The Chamber of Minerals and Energy of Western Australia (CME) acknowledges the release today of an interim report from the Joint Standing Committee on Northern Australia inquiry into Aboriginal heritage and the events at Juukan Gorge.
Chief Executive Paul Everingham said CME and its member companies would consider the recommendations but remained steadfast in support for the modernisation of WA’s heritage legislation, and the role of the State as the primary regulator for Aboriginal cultural heritage.
“CME and several of our member companies were afforded the opportunity to provide submissions to the JSCNA inquiry and to appear before the committee,” Mr Everingham said.
“Aboriginal cultural heritage is an issue our sector takes extremely seriously and I’d like to thank the committee for that opportunity.”
“The complexity of this issue is evident in the detail of the recommendations arising from the report and additional comments.
“The ongoing reform of WA’s Aboriginal cultural heritage legislation remains the number one priority for the sector. This is a critical piece of legislation and it’s important we get it right for future generations.
“We have made detailed submissions to all three phases of consultation of the reform process and had hoped that the draft Bill to replace the current Act would pass through Parliament this year. We remain committed to continuing to work constructively towards its progression in 2021.
“We fundamentally do not agree with a recommendation to strengthen Federal oversight on Aboriginal heritage matters. Imposing another layer of regulation will not ‘fix’ issues identified, nor will it deliver any improvements to heritage outcomes in WA.
“This would only duplicate processes and procedures that are best delivered at a local level with local stakeholders and remove the role of Traditional Custodians to make decisions about management of proposed impacts to their own cultural heritage.”
Mr Everingham said a recommendation of a moratorium on Section 18 notices under the existing Act was a “blunt instrument” that would have wide-ranging negative community and economic impacts.
“It’s important people understand Government approvals make up only one part of the work that companies do to manage impacts to land and heritage.
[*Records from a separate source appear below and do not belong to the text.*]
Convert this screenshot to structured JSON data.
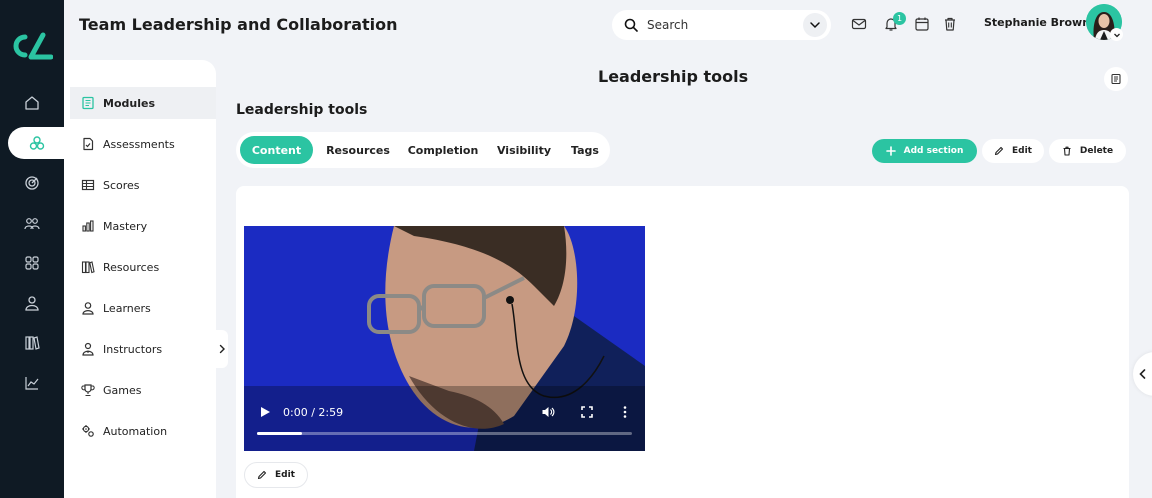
{
  "header": {
    "app_title": "Team Leadership and Collaboration",
    "search_placeholder": "Search",
    "notification_count": "1",
    "user_name": "Stephanie Brown"
  },
  "rail": {
    "items": [
      {
        "icon": "home-icon"
      },
      {
        "icon": "modules-icon",
        "active": true
      },
      {
        "icon": "target-icon"
      },
      {
        "icon": "groups-icon"
      },
      {
        "icon": "grid-icon"
      },
      {
        "icon": "user-icon"
      },
      {
        "icon": "library-icon"
      },
      {
        "icon": "analytics-icon"
      }
    ]
  },
  "sidebar": {
    "items": [
      {
        "label": "Modules",
        "icon": "modules-book-icon",
        "active": true
      },
      {
        "label": "Assessments",
        "icon": "assessment-icon"
      },
      {
        "label": "Scores",
        "icon": "table-icon"
      },
      {
        "label": "Mastery",
        "icon": "bar-chart-icon"
      },
      {
        "label": "Resources",
        "icon": "books-icon"
      },
      {
        "label": "Learners",
        "icon": "learner-icon"
      },
      {
        "label": "Instructors",
        "icon": "instructor-icon"
      },
      {
        "label": "Games",
        "icon": "trophy-icon"
      },
      {
        "label": "Automation",
        "icon": "gears-icon"
      }
    ]
  },
  "main": {
    "page_title": "Leadership tools",
    "section_title": "Leadership tools",
    "tabs": [
      {
        "label": "Content",
        "active": true
      },
      {
        "label": "Resources"
      },
      {
        "label": "Completion"
      },
      {
        "label": "Visibility"
      },
      {
        "label": "Tags"
      }
    ],
    "actions": {
      "add_section": "Add section",
      "edit": "Edit",
      "delete": "Delete"
    },
    "video": {
      "time": "0:00 / 2:59",
      "progress": 0.12
    },
    "edit_video": "Edit"
  },
  "colors": {
    "accent": "#2bc4a2",
    "rail": "#0f1a24",
    "background": "#f1f3f7"
  }
}
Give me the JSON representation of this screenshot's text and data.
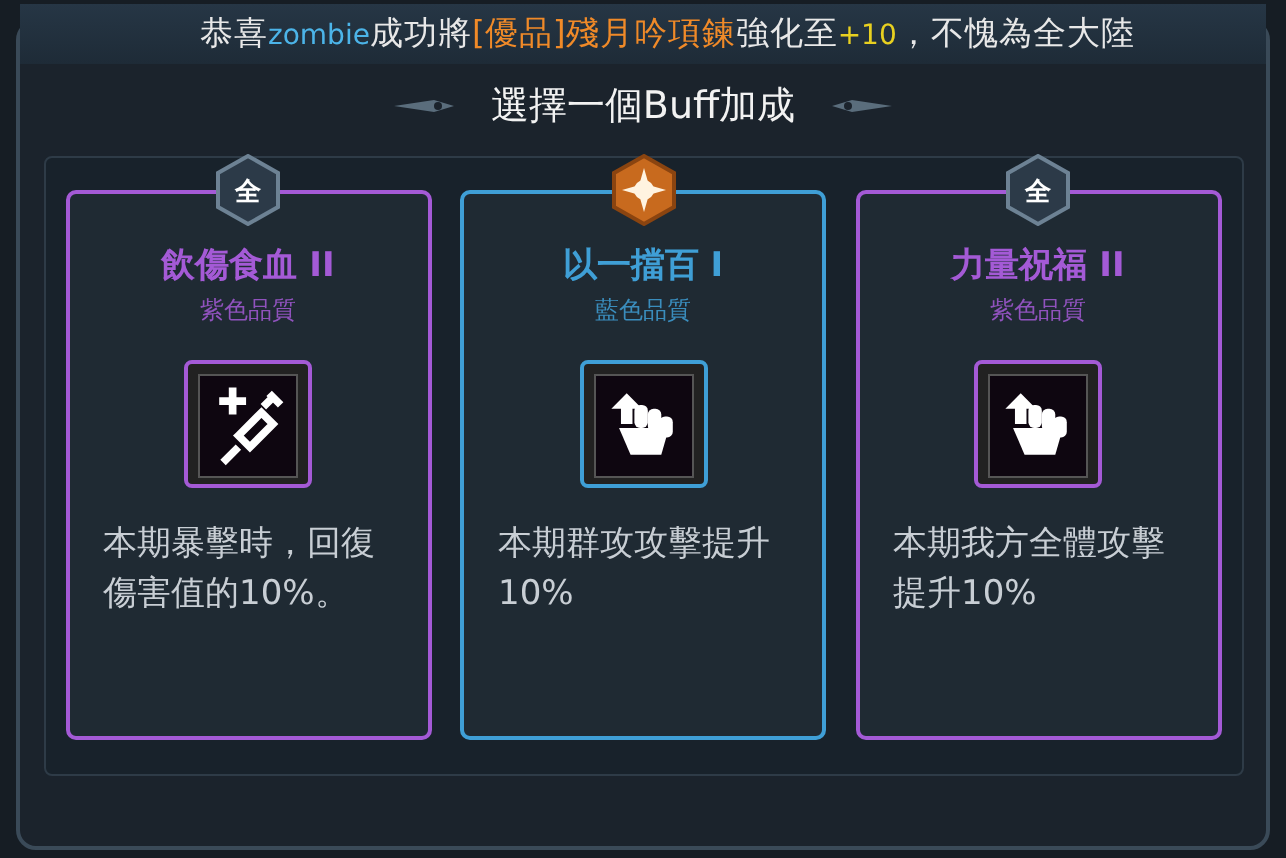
{
  "banner": {
    "segments": [
      {
        "kind": "plain",
        "text": "恭喜"
      },
      {
        "kind": "player",
        "text": "zombie"
      },
      {
        "kind": "plain",
        "text": "成功將"
      },
      {
        "kind": "item",
        "text": "[優品]殘月吟項鍊"
      },
      {
        "kind": "plain",
        "text": "強化至"
      },
      {
        "kind": "bonus",
        "text": "+10"
      },
      {
        "kind": "plain",
        "text": "，不愧為全大陸"
      }
    ]
  },
  "title": "選擇一個Buff加成",
  "cards": [
    {
      "color": "#a45ad6",
      "badge": {
        "kind": "text",
        "text": "全"
      },
      "name": "飲傷食血 II",
      "quality": "紫色品質",
      "kind": "heal",
      "description": "本期暴擊時，回復傷害值的10%。"
    },
    {
      "color": "#3f9fd6",
      "badge": {
        "kind": "emblem"
      },
      "name": "以一擋百 I",
      "quality": "藍色品質",
      "kind": "attack",
      "description": "本期群攻攻擊提升10%"
    },
    {
      "color": "#a45ad6",
      "badge": {
        "kind": "text",
        "text": "全"
      },
      "name": "力量祝福 II",
      "quality": "紫色品質",
      "kind": "attack",
      "description": "本期我方全體攻擊提升10%"
    }
  ]
}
There are many years of work that go on behind the scenes. As a consequence, many Section 18 applications cover activities that will have no direct impact on heritage values,” Mr Everingham said.
“It is not only the mining and resources sector which is granted approval for works under Section 18 notices. Agencies like Main Roads and local governments are some of the biggest users of these approvals, which are critical to the progress of major projects across the State.
“WA is an attractive investment destination for many industries, partly because of the confidence offered by our stable political conditions. Recommendations for things like moratoriums have the capacity to erode some of that confidence.
“I note WA Aboriginal Affairs Minister Ben Wyatt’s comments to the inquiry on the ongoing, nuanced role of Section 18s as we work towards reformed Aboriginal cultural heritage legislation in WA.
“CME supports this pragmatic approach, which balances the need for reform with the importance of long-term certainty.”
Mr Everingham said CME and its member companies recognised and respected the connection Aboriginal people have to their land and cultural heritage.
“Ongoing consultation and agreement making with Aboriginal stakeholders is fundamental to good long-term heritage management outcomes.” Mr Everingham said.
“As an industry, we continue to support the formalisation of agreement-making on heritage within the new Act, to make sure that the priorities of local Custodians are at the forefront of cultural heritage management.
“Our sector also recognises the importance of responsive review mechanisms in circumstances where significant new information becomes available on heritage matters.”
Mr Everingham said the JSCNA inquiry had provided public context around how the mining and resources sector’s engagement with Aboriginal people had developed over time.
“Mining has occurred in the Pilbara for more than six decades, and in the Goldfields for many more. The way the sector engages with Aboriginal people on land and cultural heritage has evolved considerably,” Mr Everingham said.
“Our sector has not been perfect and there have been many lessons learnt along that journey.
“But the value of ongoing and open dialogue with Aboriginal stakeholders has never been more central to our member companies and they will continue to invest in these relationships, both now and into the future.”